Updated subject (can revert if I am wrong): May be, this question should actually be "Why systemctl doesnt list/manage zeitgeist-daemon, and what/who actually does?", as in: how can any service not be managed??? Unless I just dont know how to use it correctly yet, if so I edit here later..

ubuntu 16.04

For a long time, since I installed it, my machine was sluggish, everything if not a bit, a lot slow. The system load was frequently high on the indicator (this may be another problem caused by it). I couldn't understand what was happening, I thought was my hard drive, defective memory, or all the other processes running...

To my complete surprise, I followed these steps:

https://nixaid.com/disable-zeitgeist-in-ubuntu-16-17/

mainly sudo apt-get purge zeitgeist-datahub
(we cant uninstall zeitgeist fully as it would uninstall Unity3D/compiz and it rocks!)

and after reboot my machine is a lot faster!
applications open faster and work faster!

but...

the only thing that didn't work was this command:
systemctl --user list-unit-files |grep -i zeitgeist
it returns nothing.

So I need to know, where this executable is configured to keep restarting?
zeitgeist-daemon

I sudo grep /etc but found nothing either.

I kept a loop with zeitgeist-daemon --quit every 3s, to keep my old machine fast as new!

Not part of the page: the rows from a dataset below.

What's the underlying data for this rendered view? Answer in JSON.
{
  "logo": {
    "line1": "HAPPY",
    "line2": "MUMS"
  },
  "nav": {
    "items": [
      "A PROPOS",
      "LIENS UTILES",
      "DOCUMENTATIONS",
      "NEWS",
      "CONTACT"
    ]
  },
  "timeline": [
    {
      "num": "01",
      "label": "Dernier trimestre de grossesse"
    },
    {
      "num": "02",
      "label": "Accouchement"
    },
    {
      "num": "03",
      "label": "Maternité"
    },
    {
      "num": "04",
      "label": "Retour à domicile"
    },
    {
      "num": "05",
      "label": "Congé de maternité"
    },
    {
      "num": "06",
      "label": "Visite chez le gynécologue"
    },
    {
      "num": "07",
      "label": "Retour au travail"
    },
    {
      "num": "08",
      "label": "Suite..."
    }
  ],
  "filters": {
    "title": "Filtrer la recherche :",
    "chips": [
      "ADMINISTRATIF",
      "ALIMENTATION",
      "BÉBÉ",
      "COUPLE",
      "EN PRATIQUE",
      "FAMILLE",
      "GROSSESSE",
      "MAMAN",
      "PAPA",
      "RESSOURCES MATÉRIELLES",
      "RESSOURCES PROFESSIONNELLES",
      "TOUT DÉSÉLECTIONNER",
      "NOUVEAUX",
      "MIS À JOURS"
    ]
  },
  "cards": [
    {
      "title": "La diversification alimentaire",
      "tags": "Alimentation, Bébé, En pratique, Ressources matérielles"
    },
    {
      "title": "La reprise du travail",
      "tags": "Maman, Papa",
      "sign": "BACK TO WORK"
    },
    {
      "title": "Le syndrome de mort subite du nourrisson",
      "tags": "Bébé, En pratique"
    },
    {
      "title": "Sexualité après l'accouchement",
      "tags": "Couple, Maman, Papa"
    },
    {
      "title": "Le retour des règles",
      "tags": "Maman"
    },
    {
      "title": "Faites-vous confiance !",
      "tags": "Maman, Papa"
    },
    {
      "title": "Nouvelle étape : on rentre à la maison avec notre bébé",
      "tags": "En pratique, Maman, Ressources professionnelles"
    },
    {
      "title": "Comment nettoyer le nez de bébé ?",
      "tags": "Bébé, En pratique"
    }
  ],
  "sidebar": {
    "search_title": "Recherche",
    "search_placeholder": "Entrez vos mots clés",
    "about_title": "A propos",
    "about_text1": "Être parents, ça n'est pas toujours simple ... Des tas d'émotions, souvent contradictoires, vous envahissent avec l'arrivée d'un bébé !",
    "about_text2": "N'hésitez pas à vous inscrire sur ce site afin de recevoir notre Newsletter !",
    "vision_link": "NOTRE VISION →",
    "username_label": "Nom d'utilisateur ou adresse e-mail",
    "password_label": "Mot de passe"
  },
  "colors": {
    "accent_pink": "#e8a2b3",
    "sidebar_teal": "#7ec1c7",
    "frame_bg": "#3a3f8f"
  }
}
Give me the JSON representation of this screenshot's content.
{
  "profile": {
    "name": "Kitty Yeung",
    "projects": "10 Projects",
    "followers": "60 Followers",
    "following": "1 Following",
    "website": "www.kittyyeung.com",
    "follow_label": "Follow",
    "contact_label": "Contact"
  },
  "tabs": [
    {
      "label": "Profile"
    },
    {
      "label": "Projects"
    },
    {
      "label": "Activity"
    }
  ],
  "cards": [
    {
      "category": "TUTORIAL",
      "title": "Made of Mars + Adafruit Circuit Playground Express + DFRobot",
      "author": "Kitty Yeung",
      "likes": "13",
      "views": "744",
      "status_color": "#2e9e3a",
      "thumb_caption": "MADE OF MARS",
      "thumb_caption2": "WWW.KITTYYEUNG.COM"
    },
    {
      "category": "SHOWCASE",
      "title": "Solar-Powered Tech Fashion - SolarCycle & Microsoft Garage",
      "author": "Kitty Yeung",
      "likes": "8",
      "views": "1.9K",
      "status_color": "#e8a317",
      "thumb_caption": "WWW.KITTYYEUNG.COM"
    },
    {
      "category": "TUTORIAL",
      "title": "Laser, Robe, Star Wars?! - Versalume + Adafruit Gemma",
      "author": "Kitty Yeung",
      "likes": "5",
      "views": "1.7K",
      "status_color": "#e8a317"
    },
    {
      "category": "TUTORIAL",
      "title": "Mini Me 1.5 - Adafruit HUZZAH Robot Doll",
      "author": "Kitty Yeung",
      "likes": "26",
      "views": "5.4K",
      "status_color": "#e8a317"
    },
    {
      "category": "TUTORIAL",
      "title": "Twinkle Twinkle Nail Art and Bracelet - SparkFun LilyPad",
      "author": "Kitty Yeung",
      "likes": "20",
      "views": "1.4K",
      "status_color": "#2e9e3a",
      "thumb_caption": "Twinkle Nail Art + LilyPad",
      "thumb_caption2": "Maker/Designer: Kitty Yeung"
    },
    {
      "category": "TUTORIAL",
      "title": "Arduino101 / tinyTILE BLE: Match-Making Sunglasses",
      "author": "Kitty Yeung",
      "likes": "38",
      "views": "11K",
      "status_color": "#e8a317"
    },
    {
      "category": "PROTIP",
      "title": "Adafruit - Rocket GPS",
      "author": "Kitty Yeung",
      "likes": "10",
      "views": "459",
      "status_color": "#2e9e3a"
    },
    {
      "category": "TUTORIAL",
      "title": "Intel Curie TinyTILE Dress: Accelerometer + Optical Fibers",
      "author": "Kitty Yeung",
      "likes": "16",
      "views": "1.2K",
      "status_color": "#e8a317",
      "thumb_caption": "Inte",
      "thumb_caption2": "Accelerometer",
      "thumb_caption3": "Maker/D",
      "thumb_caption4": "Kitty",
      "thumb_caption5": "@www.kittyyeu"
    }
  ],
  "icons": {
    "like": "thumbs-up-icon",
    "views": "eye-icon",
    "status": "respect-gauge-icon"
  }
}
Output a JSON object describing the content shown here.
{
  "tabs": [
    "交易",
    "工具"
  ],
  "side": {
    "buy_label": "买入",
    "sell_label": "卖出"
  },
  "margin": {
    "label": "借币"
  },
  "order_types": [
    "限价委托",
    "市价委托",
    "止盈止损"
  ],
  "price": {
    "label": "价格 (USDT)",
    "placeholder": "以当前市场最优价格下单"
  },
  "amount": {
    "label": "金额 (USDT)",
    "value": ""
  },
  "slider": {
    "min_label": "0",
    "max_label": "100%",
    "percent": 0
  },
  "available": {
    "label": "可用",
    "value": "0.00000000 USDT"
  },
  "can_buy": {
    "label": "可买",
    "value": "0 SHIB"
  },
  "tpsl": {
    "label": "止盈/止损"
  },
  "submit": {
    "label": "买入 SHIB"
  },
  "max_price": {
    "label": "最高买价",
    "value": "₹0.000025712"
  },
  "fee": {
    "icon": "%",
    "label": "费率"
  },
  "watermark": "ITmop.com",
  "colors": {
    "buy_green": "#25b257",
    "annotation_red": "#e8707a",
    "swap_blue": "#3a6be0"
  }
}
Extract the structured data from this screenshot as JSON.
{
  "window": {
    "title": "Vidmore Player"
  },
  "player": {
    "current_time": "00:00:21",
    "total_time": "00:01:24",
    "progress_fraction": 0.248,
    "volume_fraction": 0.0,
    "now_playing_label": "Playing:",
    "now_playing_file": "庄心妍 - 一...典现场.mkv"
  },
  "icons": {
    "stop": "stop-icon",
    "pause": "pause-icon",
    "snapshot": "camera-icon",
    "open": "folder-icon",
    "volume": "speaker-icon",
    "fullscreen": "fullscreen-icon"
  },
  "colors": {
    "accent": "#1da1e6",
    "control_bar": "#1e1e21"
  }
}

But I prefer to properly disable zeitgeist-daemon auto restart.

PS.: I tried other answers here but were for older ubuntu version or hackish (like renaming that executable, dont understand me wrong, it is cool as solves things fast, but as last resort as may lead to unpredictable interactions with other applications depending on a proper setup/configuration). I wanted something more "system safe" to prevent breaking other things I could have a hard time to track and understand later.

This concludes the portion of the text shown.